Neuromyelitis optica‐IgG in idiopathic inflammatory demyelinating disorders amongst Hong Kong Chinese

Background:  Idiopathic inflammatory demyelinating disorders (IIDD) affect the central nervous system. In classical multiple sclerosis (CMS), brain, optic nerves [optic neuritis (ON)] and spinal cord [acute transverse myelitis (ATM)] are affected. In neuromyelitis optica (NMO), optic nerves and spinal cord are predominantly affected. NMO‐IgG, an autoantibody targeting aquaporin‐4, is a marker for NMO. We studied the frequency and clinical relevance of NMO‐IgG seropositivity in IIDD patients. Methods:  Neuromyelitis optica‐IgG was detected by indirect immunofluorescence using primate cerebellum. Results:  Neuromyelitis optica‐IgG was detected in six of 10 NMO patients (60%), six of 10 idiopathic relapsing transverse myelitis (IRTM) patients (60%), two of nine idiopathic relapsing ON patients (22%), one of 11 patients (9%) having single ON attack, one of 30 CMS patients (3%), and none of patients having single ATM attack or controls.
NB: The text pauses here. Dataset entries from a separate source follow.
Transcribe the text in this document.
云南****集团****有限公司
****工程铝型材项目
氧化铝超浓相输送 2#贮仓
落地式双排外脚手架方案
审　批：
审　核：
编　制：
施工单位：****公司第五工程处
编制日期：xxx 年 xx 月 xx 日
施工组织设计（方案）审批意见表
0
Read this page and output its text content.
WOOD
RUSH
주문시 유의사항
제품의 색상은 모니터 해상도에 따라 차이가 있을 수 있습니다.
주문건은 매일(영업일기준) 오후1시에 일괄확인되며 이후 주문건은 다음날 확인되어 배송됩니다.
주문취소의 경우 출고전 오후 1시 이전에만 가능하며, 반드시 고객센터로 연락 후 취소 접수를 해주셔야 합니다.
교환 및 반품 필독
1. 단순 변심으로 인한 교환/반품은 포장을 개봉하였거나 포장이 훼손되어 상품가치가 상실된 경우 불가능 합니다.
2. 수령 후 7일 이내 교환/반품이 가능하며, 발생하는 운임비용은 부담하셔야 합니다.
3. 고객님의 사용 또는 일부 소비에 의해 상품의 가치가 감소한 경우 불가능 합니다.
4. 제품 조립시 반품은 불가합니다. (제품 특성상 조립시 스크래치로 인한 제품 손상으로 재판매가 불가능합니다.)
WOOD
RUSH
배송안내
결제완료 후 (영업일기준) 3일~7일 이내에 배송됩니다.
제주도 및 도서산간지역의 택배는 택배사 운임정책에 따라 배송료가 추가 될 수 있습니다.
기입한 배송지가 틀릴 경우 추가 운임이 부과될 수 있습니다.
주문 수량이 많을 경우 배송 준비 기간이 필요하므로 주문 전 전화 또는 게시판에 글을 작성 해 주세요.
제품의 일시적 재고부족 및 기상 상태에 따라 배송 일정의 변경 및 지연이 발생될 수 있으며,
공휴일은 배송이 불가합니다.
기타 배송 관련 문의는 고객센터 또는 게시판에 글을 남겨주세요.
Comparing NMO‐IgG seropositive ( n  = 12) with NMO‐IgG seronegative ( n  = 8) patients having NMO or IRTM, NMO‐IgG seropositivity was associated with a higher relapse rate in first 2 years, 1.5 and 0.6 attacks/year for seropositive and seronegative groups respectively ( P  = 0.006), and non‐significant trend towards more severe ON and myelitis with poorer clinical outcome. Conclusion:  Neuromyelitis optica ‐IgG facilitates diagnosis of NMO spectrum disorders. NMO‐IgG seropositivity is associated with higher relapse rate in first 2 years.